Migraine is a complex neurological trick that makes you have headaches over and over again, causes you to be super sensitive to light and sound and screws with your blood vessels. Here I’m (looking) at the main molecules and meds determining how it works and how we treat it. Some important signals are GPCRs, cAMP, CGRP and PACAP. When cAMP goes up it causes the vessels to widen and the inflammation to release pain chemicals – this is why migraine feels so intense. When it hits the trigeminovascular system kicks in and releases CGRP. CGRP binds with cells in the outer layer of the brain and the walls of blood vessels, in effect making the nerves even more excited and inflamed. PACAP does much of the same job and adds in more of the chemical cAMP. Because of that, cAMP and CGRP are attempted to be subdued with treatments that try to block these. Purinergic receptors can reduce cAMP and phosphodiesterases (PDEs) break down cAMP. PDE3 and PDE5 are promising – blocking PDE4 actually causes cAMP to go up and symptoms to get worse. PDE5 also works with cGMP, including on how blood vessels in the brain relax, and we feel pain. New treatments focus on CGRP. Small pills (gepants) block the receptors of CGRP for fast relief. Big antibodies that target CGRP or CGRP receptor are long term preventatives. Old-school drugs such as triptans remain strong – these drugs work by hitting the serotonin receptors to make the blood vessels tighter and preventing pain chemicals from leaking out of the body. Painkillers that have anti inflammatory effects and anti depressants help as well. Migraine isn’t a one size fits all Some get the aura, some don’t and some end up having the rare hemiplegic type. It comes in four normal stages: premonitory (early warning signs), aura or visual stuff, headache, and postdromal (fatigue and grogginess). It’s important to know what type and stage a person is in in order to be able to treat them accordingly. To sum it up, migraines are caused by precisely-controlled signalling that results in inflammation and pain. The current best treatments are directed towards CGRP blockers and PDE drugs showing promising results for each patient.

Acknowledgment

The authors would like to thank SRM College of Pharmacy, SRM Institute of Science and Technology for the necessary facilities provided.

Funding Sources

The author(s) received no financial support for the research, authorship, and/or publication of this article.

Conflict of Interest

The authors do not have any conflict of interest.

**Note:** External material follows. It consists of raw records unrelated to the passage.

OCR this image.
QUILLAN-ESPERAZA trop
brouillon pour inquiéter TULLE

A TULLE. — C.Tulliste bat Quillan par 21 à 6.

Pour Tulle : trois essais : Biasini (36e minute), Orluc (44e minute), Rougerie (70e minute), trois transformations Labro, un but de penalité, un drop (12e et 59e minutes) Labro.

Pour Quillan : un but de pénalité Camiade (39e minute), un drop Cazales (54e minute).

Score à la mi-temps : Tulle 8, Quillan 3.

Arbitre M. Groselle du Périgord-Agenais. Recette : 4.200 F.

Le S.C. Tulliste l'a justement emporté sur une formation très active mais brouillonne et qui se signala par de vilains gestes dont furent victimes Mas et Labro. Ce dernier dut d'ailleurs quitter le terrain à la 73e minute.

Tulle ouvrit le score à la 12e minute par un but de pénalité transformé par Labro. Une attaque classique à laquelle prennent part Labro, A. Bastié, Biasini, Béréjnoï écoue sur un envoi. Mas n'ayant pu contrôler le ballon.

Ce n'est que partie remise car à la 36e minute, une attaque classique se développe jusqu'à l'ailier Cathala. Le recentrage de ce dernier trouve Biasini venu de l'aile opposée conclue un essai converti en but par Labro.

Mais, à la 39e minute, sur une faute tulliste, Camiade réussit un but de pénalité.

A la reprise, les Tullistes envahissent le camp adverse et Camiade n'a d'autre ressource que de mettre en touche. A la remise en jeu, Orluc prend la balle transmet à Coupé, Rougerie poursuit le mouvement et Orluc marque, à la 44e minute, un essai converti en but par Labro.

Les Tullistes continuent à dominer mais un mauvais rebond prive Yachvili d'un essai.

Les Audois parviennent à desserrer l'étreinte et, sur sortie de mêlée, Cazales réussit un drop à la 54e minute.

Data Availability Statement

This statement does not apply to this article.

Ethics Statement

This research did not involve human participants, animal subjects, or any material that requires ethical approval.

Informed Consent Statement

This study did not involve human participants, and therefore, informed consent was not required.

Clinical Trial Registration

This research does not involve any clinical trials.

Permission to reproduce material from other sources

Not Applicable 

Author Contribution

Parekh Nirmit Jigneshkumar– Mechanism of GPCR, cAMP, CGRP, PACAP and citations.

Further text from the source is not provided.